When you run this code, it’s unlikely that your dataset is named Twitter_hashtags.csv
, so you should replace that with the name of your file. Likewise, as we saw above, your output should also look different because the location of your project folder is different than the location of mine! No matter how different your output looks, though, you ought to notice how much shorter your here()
argument is than the exact location that you might otherwise have to type out. That’s why here()
is useful!
In fact, let’s get to the good stuff. Now that I have the exact location of my dataset on my computer, I can put that inside the read_csv()
function, which (as the name suggests), loads .csv
files into RStudio. With the following code, I’m going to read my data in and save it as an object called df
(short for dataframe—it’s a lazy-but-handy default name for the object containing your data).
Rows: 60 Columns: 22
── Column specification ────────────────────────────────────────────────────────
Delimiter: ","
chr (1): hashtags
dbl (21): avg_hashtags_per_tweet, avg_mentions_per_tweet, proportion_origina...

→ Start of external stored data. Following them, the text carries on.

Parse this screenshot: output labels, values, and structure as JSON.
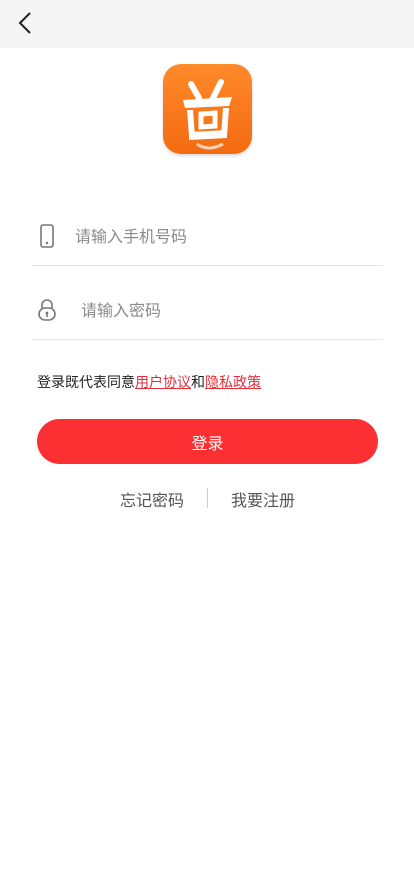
{
  "nav": {
    "back_icon": "chevron-left-icon"
  },
  "logo": {
    "name": "app-logo",
    "colors": {
      "top": "#ff8a2a",
      "bottom": "#f36a10"
    }
  },
  "form": {
    "phone": {
      "icon": "phone-icon",
      "placeholder": "请输入手机号码",
      "value": ""
    },
    "password": {
      "icon": "lock-icon",
      "placeholder": "请输入密码",
      "value": ""
    }
  },
  "agreement": {
    "prefix": "登录既代表同意",
    "user_agreement": "用户协议",
    "conjunction": "和",
    "privacy_policy": "隐私政策"
  },
  "login_button": {
    "label": "登录",
    "color": "#fc2f32"
  },
  "links": {
    "forgot": "忘记密码",
    "register": "我要注册"
  }
}
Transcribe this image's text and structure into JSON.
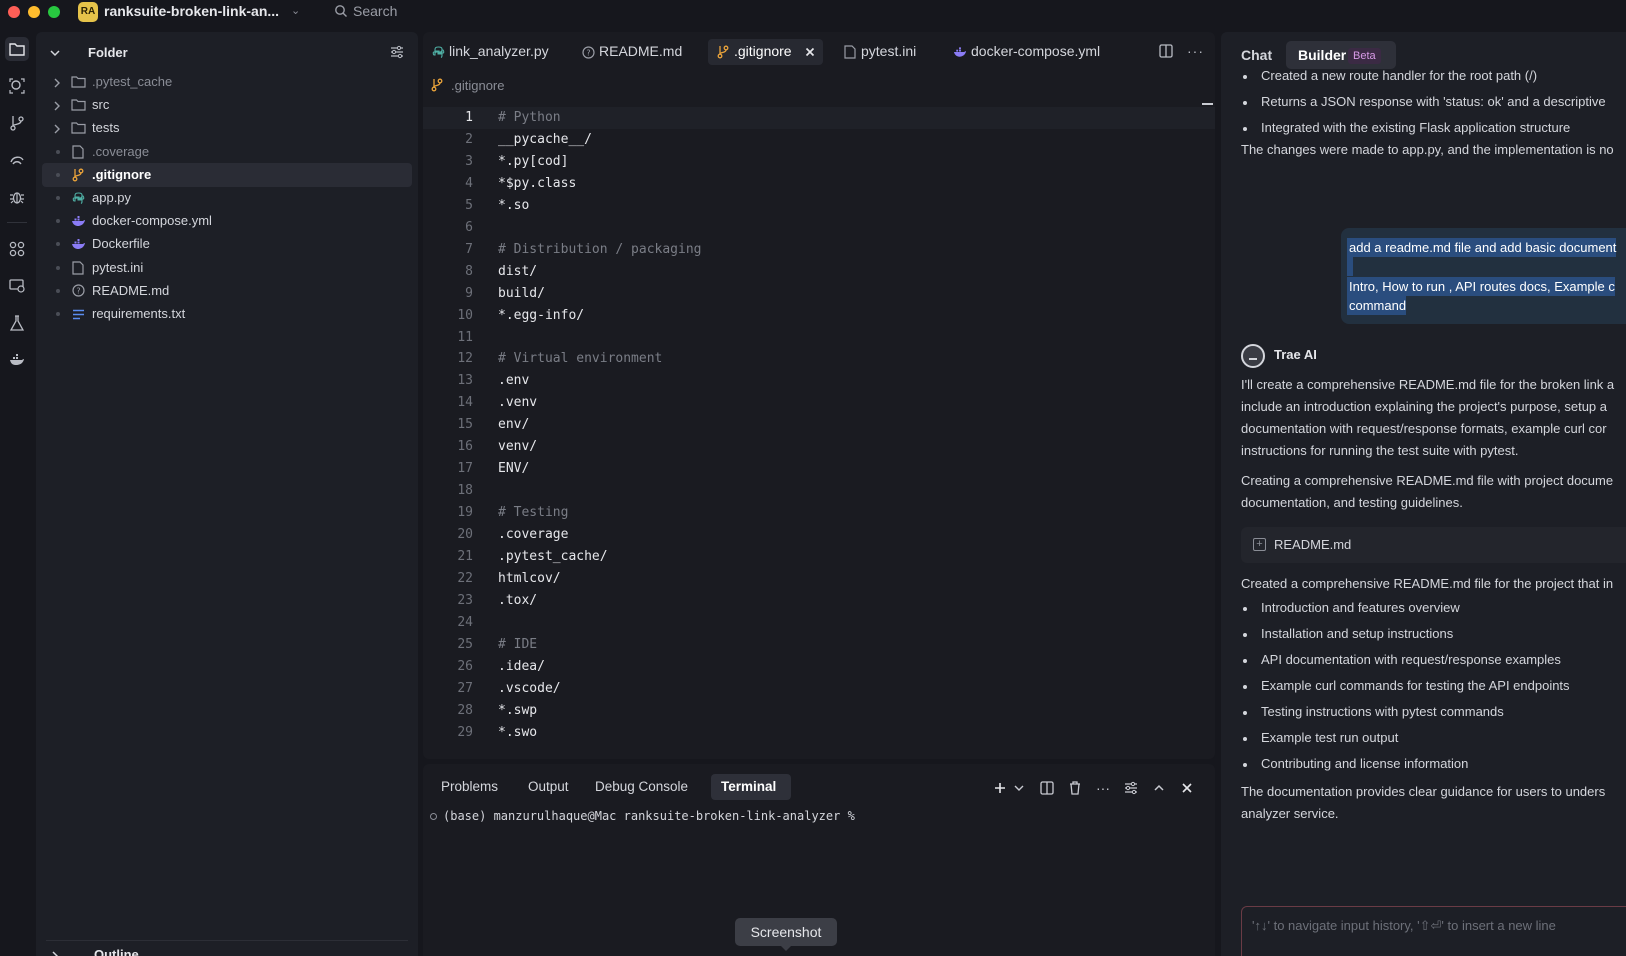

ℹ Use `spec()` to retrieve the full column specification for this data.
ℹ Specify the column types or set `show_col_types = FALSE` to quiet this message.
You should run this code yourself. You can give your object a more descriptive name than df
if you want, but you absolutely have to change Twitter_hashtags.csv
to the name of your file if you want this to work! Once again, you should expect your output to look different than mine; my output is a quick summary of my data; your output will be a quick summary of your data.
The explanation-to-code ratio of this walkthrough is pretty high—higher than is ideal. The important part is that you remember this last line of code that you ran; so long as you save your data to the activity_data
subfolder in your project folder and replace Twitter_hashtags.csv
with the name of your dataset, this code will be a reliable way for you to load data into R. Knowing how to do this will be very useful for you for class projects and other activities. The rest of the explanation is just to emphasize how important this line of code is!